Certainty that the major partner in any future coalition government wants cities to be able to grow up and out, with new developments covering their own costs, sets appropriate expectations.
If you think councils will not zone much more suburban land, you can do well by waiting to develop. Prices will only go up. But there is no point in land banking if everyone expects such a flood of zoned land to enter the market that land prices can only go down.
And there is no point in waiting for council-provided infrastructure to show up if you know new developments will have to cover the infrastructure costs over time.
National and Labour want the same thing
Housing Minister Megan Woods says she wants a deal with National to restore consensus. National’s Chris Bishop invited her to adopt National’s plan. Parts of that should be easy since National’s plan is much like what Labour wanted in 2017.

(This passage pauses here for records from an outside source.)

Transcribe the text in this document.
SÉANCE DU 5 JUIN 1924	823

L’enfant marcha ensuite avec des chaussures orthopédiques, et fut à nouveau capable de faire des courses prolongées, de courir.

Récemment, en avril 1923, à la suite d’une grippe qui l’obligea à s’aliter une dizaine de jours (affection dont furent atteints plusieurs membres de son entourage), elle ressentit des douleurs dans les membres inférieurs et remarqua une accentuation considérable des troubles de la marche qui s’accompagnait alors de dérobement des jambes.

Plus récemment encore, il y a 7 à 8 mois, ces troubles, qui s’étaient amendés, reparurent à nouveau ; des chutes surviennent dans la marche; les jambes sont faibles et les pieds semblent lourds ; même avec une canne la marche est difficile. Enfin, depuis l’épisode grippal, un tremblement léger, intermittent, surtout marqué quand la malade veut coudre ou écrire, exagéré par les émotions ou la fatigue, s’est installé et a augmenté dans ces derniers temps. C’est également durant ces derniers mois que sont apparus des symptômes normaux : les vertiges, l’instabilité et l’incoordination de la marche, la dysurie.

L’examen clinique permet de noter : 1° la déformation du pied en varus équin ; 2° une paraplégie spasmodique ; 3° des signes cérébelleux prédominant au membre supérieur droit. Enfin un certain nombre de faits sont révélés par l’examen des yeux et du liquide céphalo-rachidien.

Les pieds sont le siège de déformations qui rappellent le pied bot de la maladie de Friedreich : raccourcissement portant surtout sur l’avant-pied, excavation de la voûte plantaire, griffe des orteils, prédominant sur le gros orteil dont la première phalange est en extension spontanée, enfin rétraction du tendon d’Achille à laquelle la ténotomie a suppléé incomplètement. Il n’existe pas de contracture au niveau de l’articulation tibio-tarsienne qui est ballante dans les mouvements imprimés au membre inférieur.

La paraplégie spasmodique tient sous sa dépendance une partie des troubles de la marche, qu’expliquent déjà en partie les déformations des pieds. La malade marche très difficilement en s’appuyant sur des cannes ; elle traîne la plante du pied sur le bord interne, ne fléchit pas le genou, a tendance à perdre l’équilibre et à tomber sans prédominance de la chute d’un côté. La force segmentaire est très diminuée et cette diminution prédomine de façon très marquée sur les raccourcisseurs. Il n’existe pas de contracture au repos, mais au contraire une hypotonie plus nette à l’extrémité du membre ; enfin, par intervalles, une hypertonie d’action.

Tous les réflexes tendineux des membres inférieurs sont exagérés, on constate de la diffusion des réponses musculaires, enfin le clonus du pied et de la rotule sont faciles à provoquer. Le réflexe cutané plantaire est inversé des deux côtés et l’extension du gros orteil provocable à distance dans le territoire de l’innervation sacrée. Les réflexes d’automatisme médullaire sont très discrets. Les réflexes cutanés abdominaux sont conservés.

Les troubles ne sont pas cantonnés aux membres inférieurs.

National says it will require councils to immediately release 30 years’ worth of zoned land for development and allow growth at city fringes. It will provide councils with improved infrastructure funding and financing options to enable growth while making sure new developments cover those costs over time.
In 2017, when in opposition, Labour warned that councils can easily spike the numbers on potential development capacity while drip-feeding zoned land onto the market. Land prices then go up.

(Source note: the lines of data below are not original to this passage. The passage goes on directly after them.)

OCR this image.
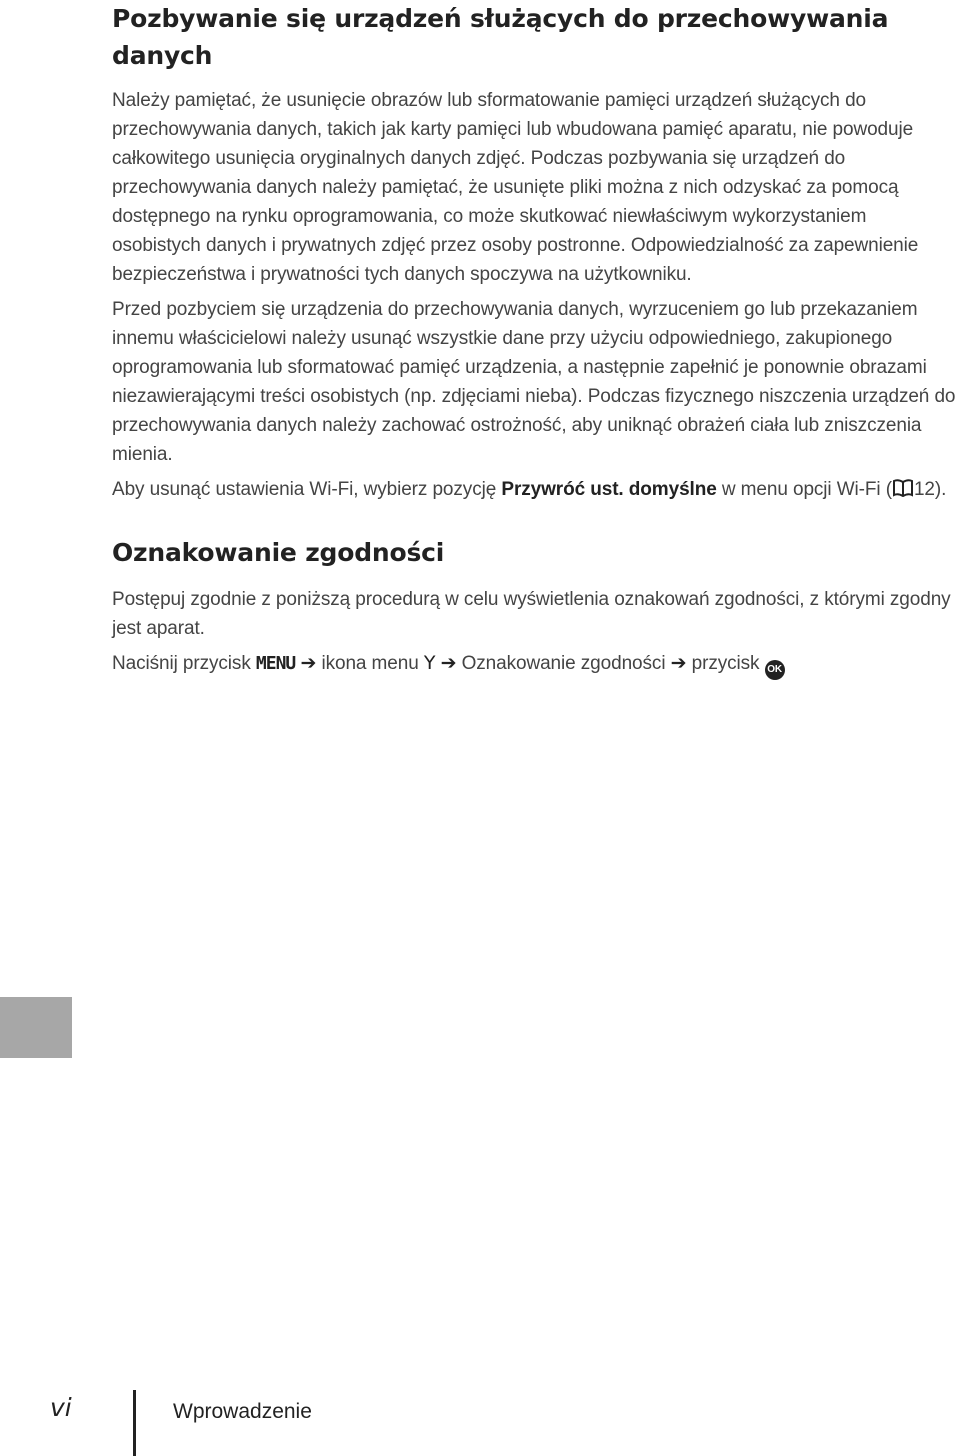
Pozbywanie się urządzeń służących do przechowywania danych

Należy pamiętać, że usunięcie obrazów lub sformatowanie pamięci urządzeń służących do przechowywania danych, takich jak karty pamięci lub wbudowana pamięć aparatu, nie powoduje całkowitego usunięcia oryginalnych danych zdjęć. Podczas pozbywania się urządzeń do przechowywania danych należy pamiętać, że usunięte pliki można z nich odzyskać za pomocą dostępnego na rynku oprogramowania, co może skutkować niewłaściwym wykorzystaniem osobistych danych i prywatnych zdjęć przez osoby postronne. Odpowiedzialność za zapewnienie bezpieczeństwa i prywatności tych danych spoczywa na użytkowniku.

Przed pozbyciem się urządzenia do przechowywania danych, wyrzuceniem go lub przekazaniem innemu właścicielowi należy usunąć wszystkie dane przy użyciu odpowiedniego, zakupionego oprogramowania lub sformatować pamięć urządzenia, a następnie zapełnić je ponownie obrazami niezawierającymi treści osobistych (np. zdjęciami nieba). Podczas fizycznego niszczenia urządzeń do przechowywania danych należy zachować ostrożność, aby uniknąć obrażeń ciała lub zniszczenia mienia.

Aby usunąć ustawienia Wi-Fi, wybierz pozycję Przywróć ust. domyślne w menu opcji Wi-Fi ( 12).

Oznakowanie zgodności

Postępuj zgodnie z poniższą procedurą w celu wyświetlenia oznakowań zgodności, z którymi zgodny jest aparat.

Naciśnij przycisk MENU ➔ ikona menu Y ➔ Oznakowanie zgodności ➔ przycisk OK

vi	Wprowadzenie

David Parker put up a Supplementary Order Paper that would abolish urban growth boundaries to allow more development in growth corridors. And Phil Twyford urged that new suburban developments cover their own infrastructure costs over time.
The two parties have a lot more in common with each other and with sound urban economics than either might want to admit during an election campaign. And both want the same thing: getting back to affordable housing.

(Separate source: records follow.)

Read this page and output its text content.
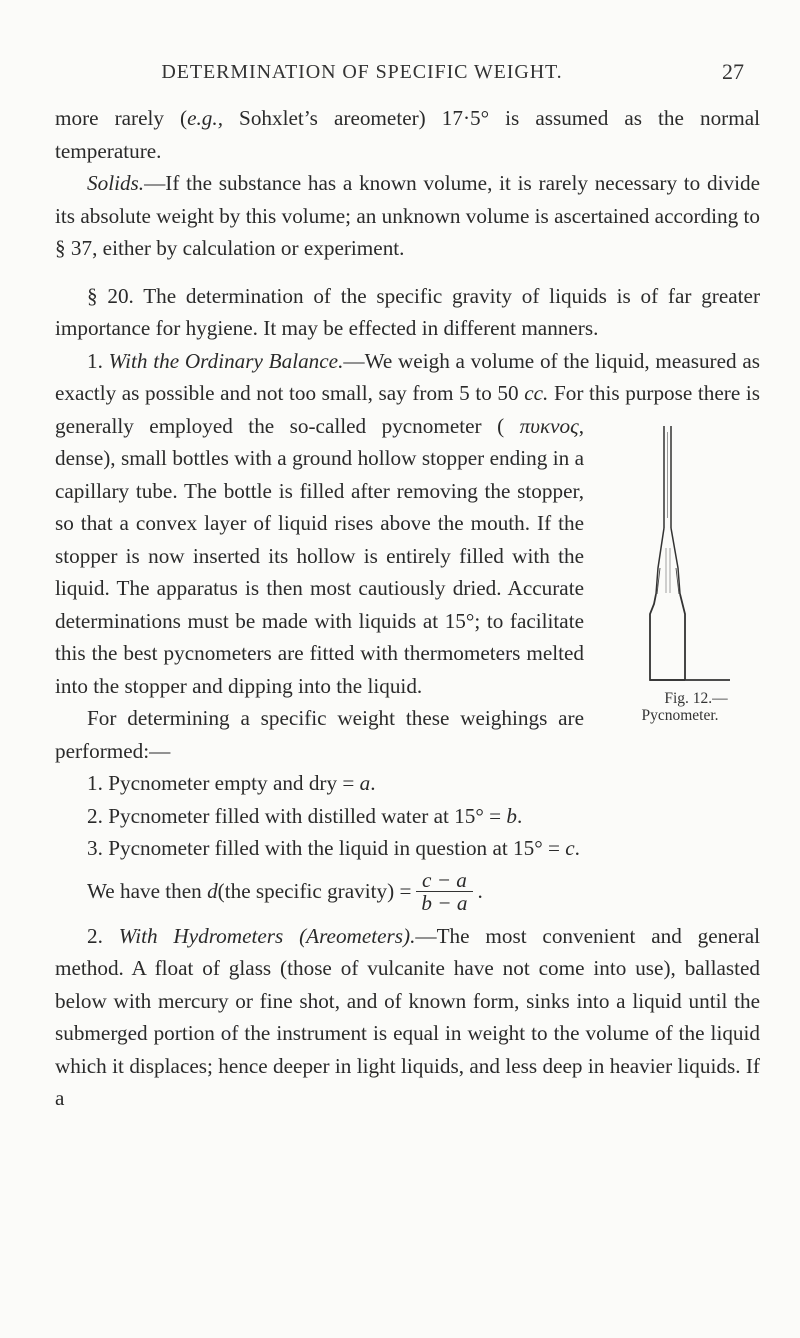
DETERMINATION OF SPECIFIC WEIGHT.	27

more rarely (e.g., Sohxlet’s areometer) 17·5° is assumed as the normal temperature.

Solids.—If the substance has a known volume, it is rarely necessary to divide its absolute weight by this volume; an unknown volume is ascertained according to § 37, either by calculation or experiment.

§ 20. The determination of the specific gravity of liquids is of far greater importance for hygiene. It may be effected in different manners.

1. With the Ordinary Balance.—We weigh a volume of the liquid, measured as exactly as possible and not too small, say from 5 to 50 cc. For this purpose there is generally employed the so-called pycnometer (
Fig. 12.—Pycnometer.
πυκνος, dense), small bottles with a ground hollow stopper ending in a capillary tube. The bottle is filled after removing the stopper, so that a convex layer of liquid rises above the mouth. If the stopper is now inserted its hollow is entirely filled with the liquid. The apparatus is then most cautiously dried. Accurate determinations must be made with liquids at 15°; to facilitate this the best pycnometers are fitted with thermometers melted into the stopper and dipping into the liquid.

For determining a specific weight these weighings are performed:—

1. Pycnometer empty and dry = a.

2. Pycnometer filled with distilled water at 15° = b.

3. Pycnometer filled with the liquid in question at 15° = c.

We have then
d (the specific gravity) = $\frac{c - a}{b - a}$ .

2. With Hydrometers (Areometers).—The most convenient and general method. A float of glass (those of vulcanite have not come into use), ballasted below with mercury or fine shot, and of known form, sinks into a liquid until the submerged portion of the instrument is equal in weight to the volume of the liquid which it displaces; hence deeper in light liquids, and less deep in heavier liquids. If a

There could be a way in there to find agreement.
National proposes releasing thirty years of zoned land at once. Councils putting up credible plans for achieving affordable housing could then be exempted from MDRS rules.
But as jokers on Twitter teased, councils could try various stunts – such as zoning for a couple of kilometre-high apartment blocks and claiming the job was done.
Policing councils’ 30-year estimates could easily turn into a nightmare.
A potential path to consensus?
Why not flip the criteria for exemptions from the MDRS rules? Rather than exempt councils from those rules if they’ve put up difficult-to-police plans for allowing more development, let councils earn an exemption from the rules if they can prove they have restored housing affordability.
Central government could set triggers based either on rental prices, or on house prices, or a combination of the two. Right now, the median home in Auckland sells for more than nine times the median household income. In Wellington, the median multiple is almost seven. In Christchurch, it’s just over six. The government could exempt councils from MDRS requirements so long as the median multiple stayed below five.
Similarly, price triggers could help find a better balance between protecting agricultural land from development and protecting people from unaffordable housing.
The Infrastructure Commission showed that land just inside Auckland’s urban zone costs more than four time as much as adjacent rural land, after accounting for development costs. In 2010, the ratio was half as large.
Surely if rural land just outside the boundary is a quarter the price of land inside the boundary, council has not taken up other reasonably practicable and feasible options to enable urban development.
A short addition to the National Policy Statement on Highly Productive Land could require councils to enable urban rezoning whenever those price differences are too high. It would be consistent with the intentions of the Statement, with what Labour proposed in 2017 and what National is now proposing.
If housing is ever to be affordable, cities must be allowed to grow up, and grow out. Labour and National both know this. They have to be able to get back into agreement on it.